Hildesheim, Deutschland · 16 Wochen · Station A2, B3, Notaufnahme · 10/2012 – 01/2013

Veröffentlicht am

2.00
Ø Gesamtnote
aus 9 Kategorien

Einzelbewertungen

Gesamt 2
Team Station 3
Kontakt zur Pflege 2
Ansehen des PJlers 2
Klinik insgesamt 2
Unterricht 2
Betreuung 2
Freizeit 1
Station / Einrichtung 2

Details zum Einsatz

Weitere Tätigkeiten
0
Vergütung
400

Erfahrungsbericht

Ich kann dieses Krankenhaus für das PJ-Chirurgie sehr empfehlen.
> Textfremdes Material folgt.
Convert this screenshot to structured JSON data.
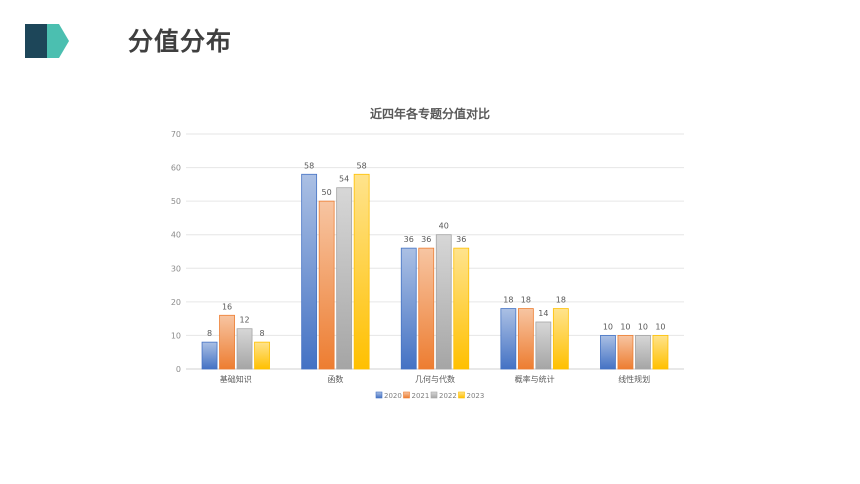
{
  "slide": {
    "title": "分值分布",
    "accent_colors": [
      "#1d4659",
      "#4bbfb0"
    ]
  },
  "chart_data": {
    "type": "bar",
    "title": "近四年各专题分值对比",
    "categories": [
      "基础知识",
      "函数",
      "几何与代数",
      "概率与统计",
      "线性规划"
    ],
    "series": [
      {
        "name": "2020",
        "values": [
          8,
          58,
          36,
          18,
          10
        ],
        "color": "#4472c4"
      },
      {
        "name": "2021",
        "values": [
          16,
          50,
          36,
          18,
          10
        ],
        "color": "#ed7d31"
      },
      {
        "name": "2022",
        "values": [
          12,
          54,
          40,
          14,
          10
        ],
        "color": "#a5a5a5"
      },
      {
        "name": "2023",
        "values": [
          8,
          58,
          36,
          18,
          10
        ],
        "color": "#ffc000"
      }
    ],
    "ylim": [
      0,
      70
    ],
    "yticks": [
      0,
      10,
      20,
      30,
      40,
      50,
      60,
      70
    ],
    "data_labels": true,
    "grid": true,
    "legend_position": "bottom"
  }
}
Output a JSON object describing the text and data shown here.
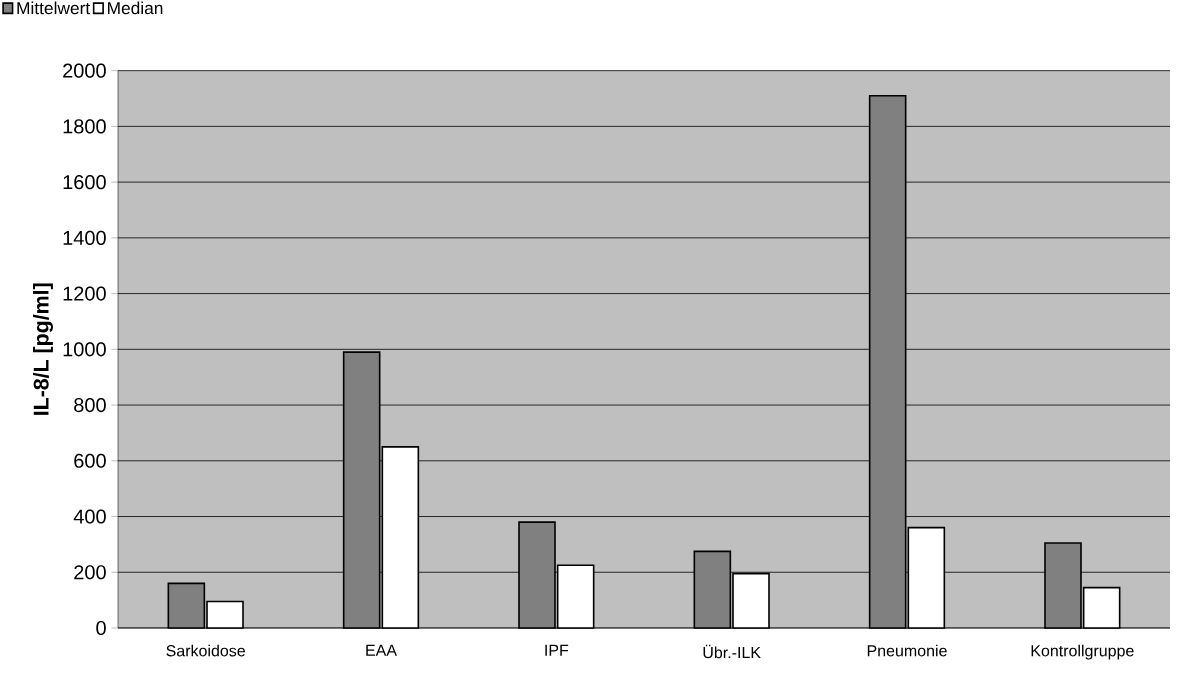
{
  "chart_data": {
    "type": "bar",
    "ylabel": "IL-8/L [pg/ml]",
    "categories": [
      "Sarkoidose",
      "EAA",
      "IPF",
      "Übr.-ILK",
      "Pneumonie",
      "Kontrollgruppe"
    ],
    "series": [
      {
        "name": "Mittelwert",
        "color": "#808080",
        "values": [
          160,
          990,
          380,
          275,
          1910,
          305
        ]
      },
      {
        "name": "Median",
        "color": "#ffffff",
        "values": [
          95,
          650,
          225,
          195,
          360,
          145
        ]
      }
    ],
    "ylim": [
      0,
      2000
    ],
    "yticks": [
      0,
      200,
      400,
      600,
      800,
      1000,
      1200,
      1400,
      1600,
      1800,
      2000
    ],
    "grid": "y",
    "legend": "top left"
  }
}
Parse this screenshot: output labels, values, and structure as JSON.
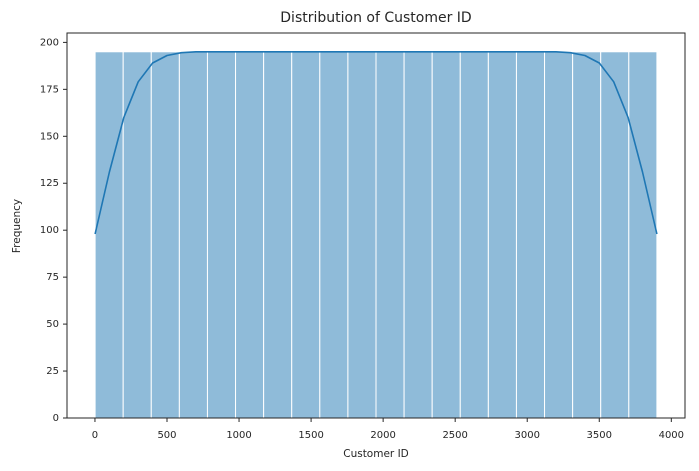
{
  "chart_data": {
    "type": "histogram",
    "title": "Distribution of Customer ID",
    "xlabel": "Customer ID",
    "ylabel": "Frequency",
    "bins": [
      1,
      195.95,
      390.9,
      585.85,
      780.8,
      975.75,
      1170.7,
      1365.65,
      1560.6,
      1755.55,
      1950.5,
      2145.45,
      2340.4,
      2535.35,
      2730.3,
      2925.25,
      3120.2,
      3315.15,
      3510.1,
      3705.05,
      3900
    ],
    "counts": [
      195,
      195,
      195,
      195,
      195,
      195,
      195,
      195,
      195,
      195,
      195,
      195,
      195,
      195,
      195,
      195,
      195,
      195,
      195,
      195
    ],
    "color": "#8fbbd9",
    "edgecolor": "#ffffff",
    "kde": {
      "color": "#1f77b4",
      "x": [
        1,
        100,
        200,
        300,
        400,
        500,
        600,
        700,
        1000,
        2000,
        3000,
        3200,
        3300,
        3400,
        3500,
        3600,
        3700,
        3800,
        3900
      ],
      "values": [
        98,
        131,
        160,
        179,
        189,
        193,
        194.5,
        195,
        195,
        195,
        195,
        195,
        194.5,
        193,
        189,
        179,
        160,
        131,
        98
      ]
    },
    "xlim": [
      -194,
      4095
    ],
    "ylim": [
      0,
      205
    ],
    "xticks": [
      0,
      500,
      1000,
      1500,
      2000,
      2500,
      3000,
      3500,
      4000
    ],
    "yticks": [
      0,
      25,
      50,
      75,
      100,
      125,
      150,
      175,
      200
    ]
  }
}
Als Chirurgie-Student bekommt man ein Handy, auf dem man vom OP jederzeit für OPs angerufen werden kann. Dabei hängt es davon ab wie bekannt die jeweilige Nummer bei den OP-Schwestern ist :-) Sehr gut eignet sich das Telefon auch um sich unter den PJlern für kurze Kaffee-Pausen abzusprechen. Tagesablauf: - 7:30 Treffen auf Station und Blut abnehmen - 7:50 Frühbesprechung (PJler teilen sich selbst auf die OPs auf und melden dies im jeweiligen OP an) - 8:00 Weiter Blut abnehmen (ca. 20 Pat./Tag) / Oder schon zur ersten OP gehen. ... Über den Tag hin kann man es selbst beeinflussen wie viele OPs man macht, oder ob man in die Funktionsbereiche, in die Notaufnahme etc. geht. 12:00-14:00 Mittagessen (meistens möglich) 15:00 Röntgenbesprechung ohne Anwesenheitspflicht 15:00-16:00 Feierabend. Abschließend kann ich sagen, dass das Ärzteteam in der Allgemeinchirurgie sehr nett und bemüht ist. Man bekommt im OP viel erklärt und kann ohne Probleme viel Fragen. Da man im OP selbst nicht so oft zum Nähen kommt, bietet das Klinikum an, dass die Studenten kostenfrei am Hildesheimer Nahtkurs teilnehmen können. Das kann man auch nur sehr empfehlen!